To create a SLURM cluster on a hosted or reserved machine (not already running SLURM), use the command:

manage_slurm new machine1,machine2,...,machineN

where machine1,..., machineN is a comma-delimited list of machines that you have access to. The machine names should not contain domain names. For example,

manage_slurm new cbsumm01,cbsumm02,cbsumm03

will create a cluster consisting of the three machines. The first machine in the list (cbsumm01 in the example) will be the "master" machine; the cluster name will be cbsumm01, and if your reservation to this machine ends, the cluster will be destroyed (whereas if your reservation to any other machine in the cluster ends, it will simply be removed from the cluster). A cluster can be created on a single machine to manage jobs across multiple cores.

Any user who has access to all the machines in the cluster can submit jobs to it, but the user who created the cluster becomes the cluster "owner" and is the only user who can manage it.
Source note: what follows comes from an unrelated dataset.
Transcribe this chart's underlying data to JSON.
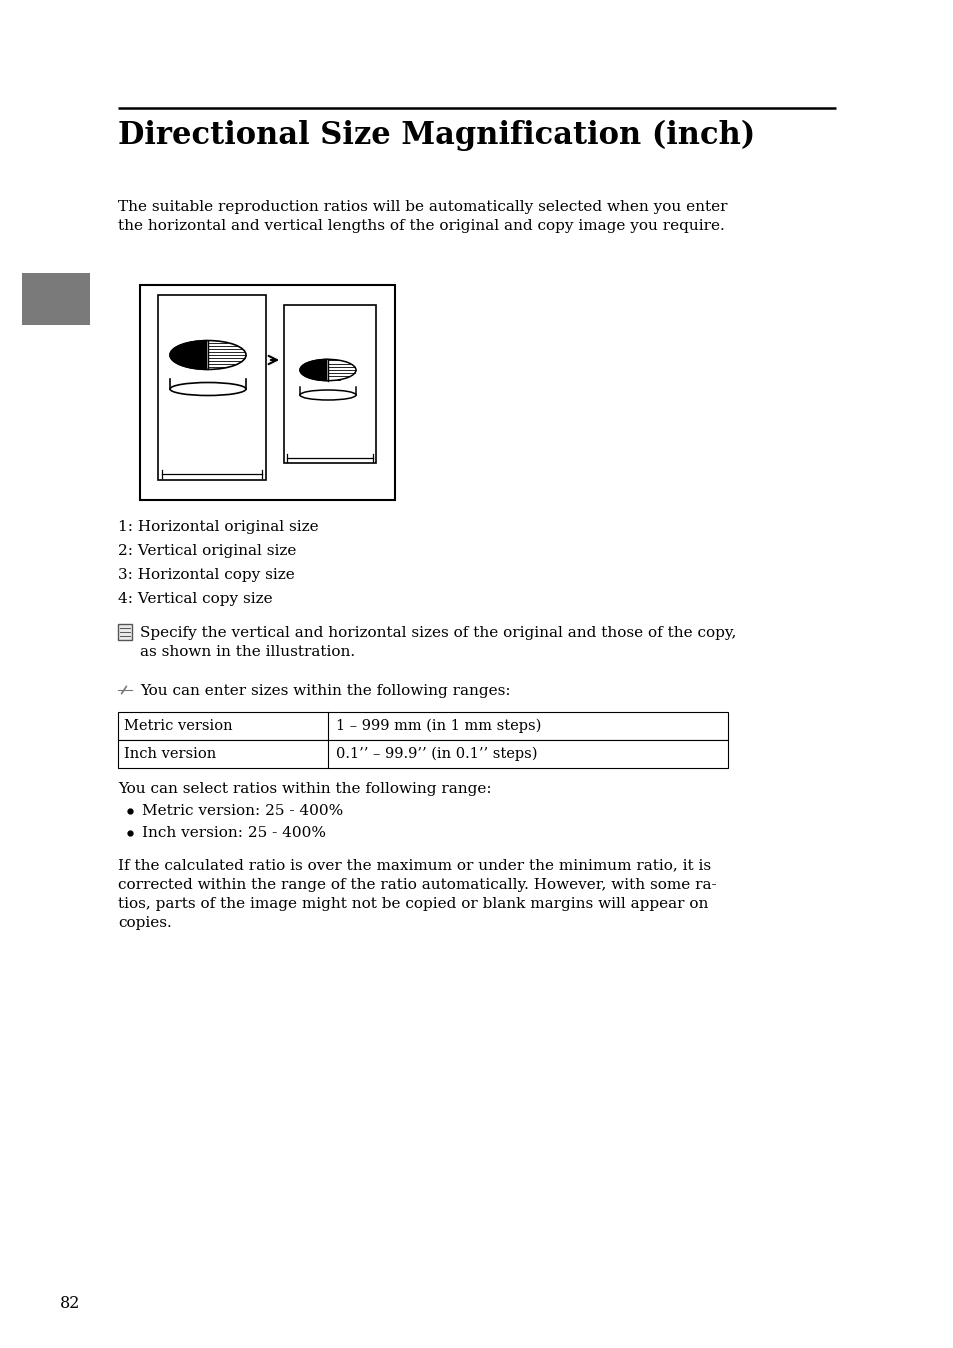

Using the "manage_slurm" command, the owner may add or remove nodes from the cluster or kill the cluster. Type "manage_slurm" on the command line from any BioHPC linux server for a description of these options.

If a user (non-owner) gains or loses access to the machines in a cluster (because they have been added or removed from a reservation or a group), they will be added or removed (respectively) from the list of SLURM users within 5 minutes of this change. If a user is removed from the cluster and has SLURM jobs running or in the queue, they will receive an email notification that their jobs have been killed/cancelled.
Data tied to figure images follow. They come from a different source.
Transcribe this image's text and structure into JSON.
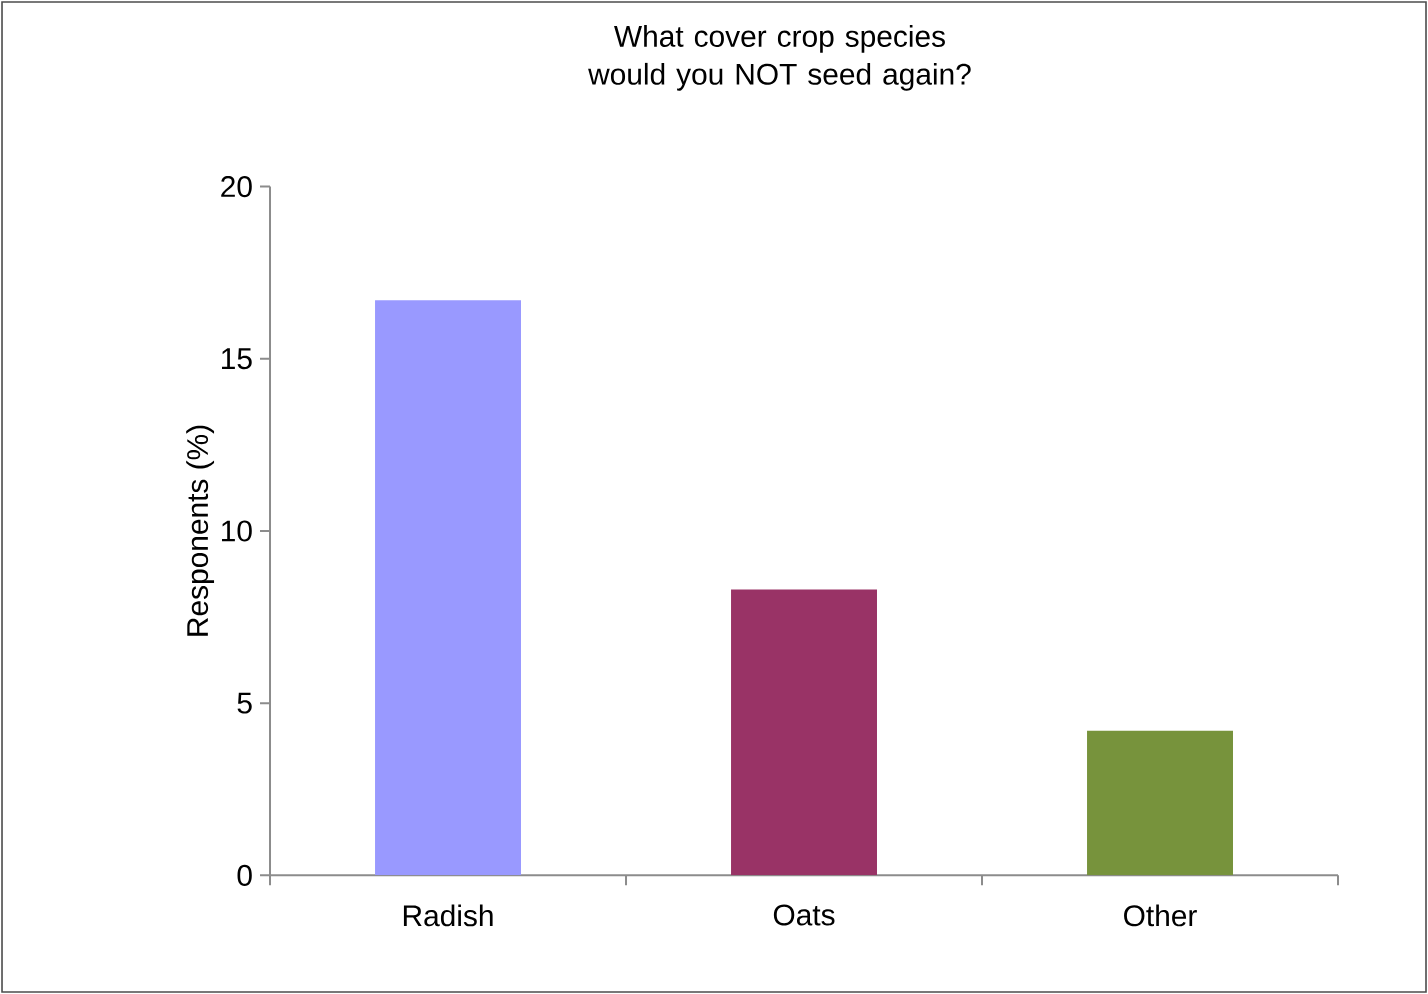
{
  "chart_data": {
    "type": "bar",
    "title": "What cover crop species would you NOT seed again?",
    "ylabel": "Responents (%)",
    "categories": [
      "Radish",
      "Oats",
      "Other"
    ],
    "values": [
      16.7,
      8.3,
      4.2
    ],
    "colors": [
      "#9999ff",
      "#993366",
      "#77933c"
    ],
    "ylim": [
      0,
      20
    ],
    "yticks": [
      0,
      5,
      10,
      15,
      20
    ],
    "grid": false
  }
}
Your sbatch script should include the line "#SBATCH --chdir=/workdir" to set calling process working directory to "/workdir". Without this line, the calling process working directory will be the current directory where you lauch sbatch. The job would fail if the working directory does not exist on the node. 

If any machines (nodes) of the cluster you are using (such as that created with manage_slurm new comnmand above) contain GPUs, you can make SLURM request one or more of them for your job. To find out the type, number, and location of GPUs in you cluster, use the command

sinfo -O NodeList,Gres

the output of which will be similar to

NODELIST            GRES
cbsugpu03           gpu:tP100:2
cbsum1c1b003        (null)

In this example, we have a two-node cluster with two GPUs of type tP100 (Tesla P100) on node called cbsugpu03, and none on the other node, cbsum1c1b003. If your job requires a GPU, add option --gres=gpu:tP100:1 to your sbatch command (replace '1' with '2' if you wish to reserve both GPUs) - this will make sure your job gets scheduled to the appropriate machine and the requested number of GPUs are allocated to it. If there are multiple types of GPUs present in the cluster and your job just needs one GPU of any kind, the option could be simplified to --gres=gpu.